Third-Party and Foundation-Model Risk (Building Regulated AI: From Principles to Production)

For most of this course we have implicitly assumed that you build your own models, with access to their data, design, and internals. That assumption is fast becoming the exception. More and more, the model at the heart of a system is one you did not build and cannot fully inspect — a vendor's proprietary model, or a large foundation model accessed through an interface, whose training data, architecture, and behaviour are largely opaque even to its own makers. This shift does not reduce your responsibility; a regulator holds you accountable for the decisions your system makes, regardless of whose model made them. But it changes the shape of governance, because the tools that assume access to internals no longer apply. This part is about governing the models you depend on but do not own.

You cannot outsource accountability

The single most important principle is that accountability does not transfer with the model. When you build a system on a third-party or foundation model, you remain accountable for what that system does. "The vendor's model made the decision" is no more a defence than "the algorithm did it". You chose to rely on that model, for that purpose, in that context, and you own that choice and its consequences. This reframing is essential because it dispels the comforting but false notion that using an external model offloads risk. It offloads capability, not responsibility — and capability you do not understand is responsibility you cannot easily discharge.

You can buy a model. You cannot buy your way out of accountability for the decisions it makes on your behalf.

What makes external models hard

Several properties of third-party and foundation models complicate the governance this course has described:

Opacity. You may know little about how the model was built, what data it was trained on, or how it behaves across cases. The validation and explainability disciplines that assume access to internals must adapt.
Unknown provenance. You often cannot verify the lawfulness, quality, or representativeness of the data the model was trained on — the very data-governance assurances of Part 7 that you would demand of your own data.
Generality and misfit. Foundation models are built for general use, not your specific purpose. A general capability applied to a regulated decision may be poorly suited in ways that are not obvious until it fails on the cases that matter to you.
Shared and shifting behaviour. A model used by many customers may change beneath you as the provider updates it, altering your system's behaviour without a change on your side — a change-management problem you do not control.
Concentration risk. When many systems depend on the same external model, a flaw or outage in that model propagates widely, creating systemic exposure that regulators are increasingly attentive to.
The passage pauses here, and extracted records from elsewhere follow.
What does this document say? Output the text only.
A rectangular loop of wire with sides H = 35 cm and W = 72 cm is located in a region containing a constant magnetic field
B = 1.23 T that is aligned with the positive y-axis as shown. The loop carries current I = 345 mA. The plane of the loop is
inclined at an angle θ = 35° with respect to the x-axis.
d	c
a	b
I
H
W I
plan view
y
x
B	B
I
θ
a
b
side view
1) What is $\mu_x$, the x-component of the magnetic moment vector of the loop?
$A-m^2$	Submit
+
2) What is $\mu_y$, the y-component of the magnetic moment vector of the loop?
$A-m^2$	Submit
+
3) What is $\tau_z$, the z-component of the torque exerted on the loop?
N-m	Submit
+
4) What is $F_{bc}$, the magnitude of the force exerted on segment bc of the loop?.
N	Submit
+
Due diligence before you depend

Governing an external model begins before you adopt it, with due diligence proportionate to the risk of the decisions it will drive. The aim is to understand, as far as the provider allows, what you are relying on: what the model is designed for and its stated limitations; what the provider can tell you about its data, testing, and known weaknesses, especially around fairness and robustness; what assurances, documentation, and certifications the provider offers; how the provider manages changes, security, and incidents; and how stable and reputable the provider is as a long-term dependency. Where a provider is unwilling or unable to give you enough to govern a high-risk use, that itself is a finding — a model you cannot get comfortable with should not sit behind a decision you are accountable for.

Contractual and operational control

Some of the control you cannot get technically, you must get contractually and operationally. Contracts with model providers should, for high-risk uses, address the things your governance needs: rights to information and audit, notice of material changes to the model, security and incident commitments, data-handling and provenance assurances, and clear allocation of responsibilities. Contractual control is imperfect — it does not let you inspect the model directly — but it establishes obligations you can hold the provider to and evidence you can show a regulator. Operationally, you should also retain the ability to detect when a dependency has changed or degraded (monitoring, Part 17) and to fall back or switch if a provider fails you, so that a single external model is not an unmanaged single point of failure.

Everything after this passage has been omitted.